Our front room was strictly off-limits for about 10 days before Christmas; the heat was turned off to the room, the door from the living room locked firmly (at least to the hands of a child) and the windows covered by newspapers with no "peeping" room whatsoever, but we all knew when Christmas made its presence known. Its fragrance engulfed the whole house.
Our tree had arrived, still waiting to be adorned in all its finery of treasured ornaments and lights. Breathe deeply of my fragrance and know that Christmas is almost here, it shouted.

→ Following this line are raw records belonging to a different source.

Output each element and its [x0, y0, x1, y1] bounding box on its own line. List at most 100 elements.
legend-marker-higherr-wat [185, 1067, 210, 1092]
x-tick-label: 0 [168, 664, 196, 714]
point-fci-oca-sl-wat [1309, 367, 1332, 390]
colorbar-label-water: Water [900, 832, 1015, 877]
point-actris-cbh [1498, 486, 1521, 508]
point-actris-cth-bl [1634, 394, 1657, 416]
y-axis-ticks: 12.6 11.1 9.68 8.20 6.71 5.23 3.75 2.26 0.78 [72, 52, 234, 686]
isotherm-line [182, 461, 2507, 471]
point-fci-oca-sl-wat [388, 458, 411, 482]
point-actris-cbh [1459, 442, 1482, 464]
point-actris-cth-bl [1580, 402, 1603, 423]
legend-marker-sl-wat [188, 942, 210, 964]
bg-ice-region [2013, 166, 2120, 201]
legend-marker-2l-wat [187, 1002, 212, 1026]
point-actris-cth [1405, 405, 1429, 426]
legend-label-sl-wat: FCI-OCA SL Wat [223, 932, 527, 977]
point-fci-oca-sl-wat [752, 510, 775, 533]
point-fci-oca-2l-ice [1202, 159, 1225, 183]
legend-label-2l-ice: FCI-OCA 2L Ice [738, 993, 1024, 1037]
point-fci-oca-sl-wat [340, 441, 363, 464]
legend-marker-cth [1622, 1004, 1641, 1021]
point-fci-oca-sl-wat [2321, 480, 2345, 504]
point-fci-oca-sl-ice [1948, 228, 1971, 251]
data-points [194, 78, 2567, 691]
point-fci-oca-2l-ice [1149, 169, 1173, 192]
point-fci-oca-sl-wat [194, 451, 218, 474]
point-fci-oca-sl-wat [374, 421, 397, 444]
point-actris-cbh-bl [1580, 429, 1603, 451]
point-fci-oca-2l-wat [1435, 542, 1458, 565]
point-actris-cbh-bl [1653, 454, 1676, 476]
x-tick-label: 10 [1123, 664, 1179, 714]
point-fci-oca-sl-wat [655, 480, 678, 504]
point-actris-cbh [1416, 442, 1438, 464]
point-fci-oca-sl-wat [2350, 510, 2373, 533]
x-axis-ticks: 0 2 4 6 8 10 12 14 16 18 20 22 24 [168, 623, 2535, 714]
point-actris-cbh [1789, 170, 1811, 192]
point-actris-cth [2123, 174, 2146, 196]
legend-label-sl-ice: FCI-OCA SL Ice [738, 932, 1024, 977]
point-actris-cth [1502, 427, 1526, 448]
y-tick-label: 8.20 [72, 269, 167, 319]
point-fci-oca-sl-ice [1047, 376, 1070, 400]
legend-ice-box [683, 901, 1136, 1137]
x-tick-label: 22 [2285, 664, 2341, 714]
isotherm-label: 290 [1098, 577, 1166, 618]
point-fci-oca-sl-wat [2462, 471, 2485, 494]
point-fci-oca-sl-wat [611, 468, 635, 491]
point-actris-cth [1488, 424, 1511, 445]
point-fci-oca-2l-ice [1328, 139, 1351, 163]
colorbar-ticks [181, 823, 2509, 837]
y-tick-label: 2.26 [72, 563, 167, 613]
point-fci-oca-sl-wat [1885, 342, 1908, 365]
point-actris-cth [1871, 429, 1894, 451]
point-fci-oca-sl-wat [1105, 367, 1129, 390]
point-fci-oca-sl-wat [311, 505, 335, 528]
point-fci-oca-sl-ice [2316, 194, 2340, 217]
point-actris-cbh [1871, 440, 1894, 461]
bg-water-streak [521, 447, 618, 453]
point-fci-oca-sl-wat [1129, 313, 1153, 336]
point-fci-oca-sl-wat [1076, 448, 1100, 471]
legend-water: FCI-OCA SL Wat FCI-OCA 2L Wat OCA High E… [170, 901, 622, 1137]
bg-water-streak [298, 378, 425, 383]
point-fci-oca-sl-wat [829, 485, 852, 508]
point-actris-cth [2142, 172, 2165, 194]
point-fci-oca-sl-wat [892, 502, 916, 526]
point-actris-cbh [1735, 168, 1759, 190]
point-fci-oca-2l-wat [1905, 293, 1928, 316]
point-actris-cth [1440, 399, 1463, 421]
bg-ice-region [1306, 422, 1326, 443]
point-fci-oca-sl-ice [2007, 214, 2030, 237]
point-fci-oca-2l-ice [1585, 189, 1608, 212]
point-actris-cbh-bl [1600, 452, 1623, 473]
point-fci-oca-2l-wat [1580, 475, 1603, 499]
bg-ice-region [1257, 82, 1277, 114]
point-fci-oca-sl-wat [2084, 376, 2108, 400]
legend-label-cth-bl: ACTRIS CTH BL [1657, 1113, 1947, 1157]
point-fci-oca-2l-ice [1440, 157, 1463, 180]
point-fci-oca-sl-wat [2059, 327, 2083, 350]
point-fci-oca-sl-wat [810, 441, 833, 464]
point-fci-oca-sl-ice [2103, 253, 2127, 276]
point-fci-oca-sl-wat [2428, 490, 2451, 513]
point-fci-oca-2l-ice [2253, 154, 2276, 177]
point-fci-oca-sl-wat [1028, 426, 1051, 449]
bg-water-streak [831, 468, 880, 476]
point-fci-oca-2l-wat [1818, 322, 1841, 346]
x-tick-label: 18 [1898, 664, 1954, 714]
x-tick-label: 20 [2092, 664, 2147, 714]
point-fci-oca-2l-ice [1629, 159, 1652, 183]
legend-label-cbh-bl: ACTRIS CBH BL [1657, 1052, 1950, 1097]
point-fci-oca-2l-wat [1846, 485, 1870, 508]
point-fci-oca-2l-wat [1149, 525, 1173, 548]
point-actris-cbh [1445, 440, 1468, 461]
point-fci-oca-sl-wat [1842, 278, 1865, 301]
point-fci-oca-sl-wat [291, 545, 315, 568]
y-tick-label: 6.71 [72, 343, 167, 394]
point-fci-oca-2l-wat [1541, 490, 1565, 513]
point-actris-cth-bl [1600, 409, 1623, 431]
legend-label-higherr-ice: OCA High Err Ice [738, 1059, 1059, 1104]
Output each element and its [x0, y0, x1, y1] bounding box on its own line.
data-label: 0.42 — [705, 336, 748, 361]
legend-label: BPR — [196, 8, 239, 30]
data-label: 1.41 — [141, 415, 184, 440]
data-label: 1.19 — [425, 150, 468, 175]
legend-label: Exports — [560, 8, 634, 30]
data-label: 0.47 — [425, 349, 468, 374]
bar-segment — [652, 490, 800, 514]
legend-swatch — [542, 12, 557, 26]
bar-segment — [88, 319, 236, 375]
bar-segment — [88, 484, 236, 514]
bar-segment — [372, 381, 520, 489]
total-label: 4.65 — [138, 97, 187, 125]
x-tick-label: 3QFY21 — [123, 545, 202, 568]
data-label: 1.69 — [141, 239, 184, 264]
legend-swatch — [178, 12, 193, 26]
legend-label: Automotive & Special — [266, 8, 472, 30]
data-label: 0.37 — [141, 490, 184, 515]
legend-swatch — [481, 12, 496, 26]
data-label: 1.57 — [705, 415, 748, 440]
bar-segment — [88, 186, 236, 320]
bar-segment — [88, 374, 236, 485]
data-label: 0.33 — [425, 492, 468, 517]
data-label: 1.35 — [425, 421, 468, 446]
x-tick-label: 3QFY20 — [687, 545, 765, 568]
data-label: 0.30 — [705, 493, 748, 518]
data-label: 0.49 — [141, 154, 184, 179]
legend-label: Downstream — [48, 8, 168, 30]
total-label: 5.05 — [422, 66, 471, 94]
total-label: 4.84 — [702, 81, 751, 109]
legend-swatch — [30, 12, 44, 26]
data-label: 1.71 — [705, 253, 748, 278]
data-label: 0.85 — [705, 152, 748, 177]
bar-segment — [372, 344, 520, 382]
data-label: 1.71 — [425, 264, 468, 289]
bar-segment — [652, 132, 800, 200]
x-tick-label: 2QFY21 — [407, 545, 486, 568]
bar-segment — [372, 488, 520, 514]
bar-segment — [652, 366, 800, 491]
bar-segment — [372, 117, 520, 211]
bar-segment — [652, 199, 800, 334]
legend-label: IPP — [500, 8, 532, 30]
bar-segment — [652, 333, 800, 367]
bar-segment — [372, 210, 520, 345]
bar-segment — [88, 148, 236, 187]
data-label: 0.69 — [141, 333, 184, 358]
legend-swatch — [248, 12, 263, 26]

It was a time before artificial trees and weary weeks of shopping stress and no self-respecting tree expected to be lit before Christmas Eve, which made its stay with us very short. Each year was the "best" tree ever and each year I loved it totally.
On the feast of the Epiphany, celebrating the end of the journey of the three wise men in Bethlehem, our tree, thanks to my grandmother, began its journey devoid of its ornaments and lights to our back yard.
It had a new mission and purpose. It was a time for God's smallest creatures to celebrate.
She cut strips of suet which we hung on the branches and small seed cakes made with cooking fat that had been saved and pressed with nuts and dried fruit. I was so proud of "my" tree.
The party began and the tree was the center of it all. The birds were as excited and noisy as we were when we opened our Christmas presents. The party lasted for days.
Sharing Christmas with the birds is a memory and a lesson that I hold in my heart to this day.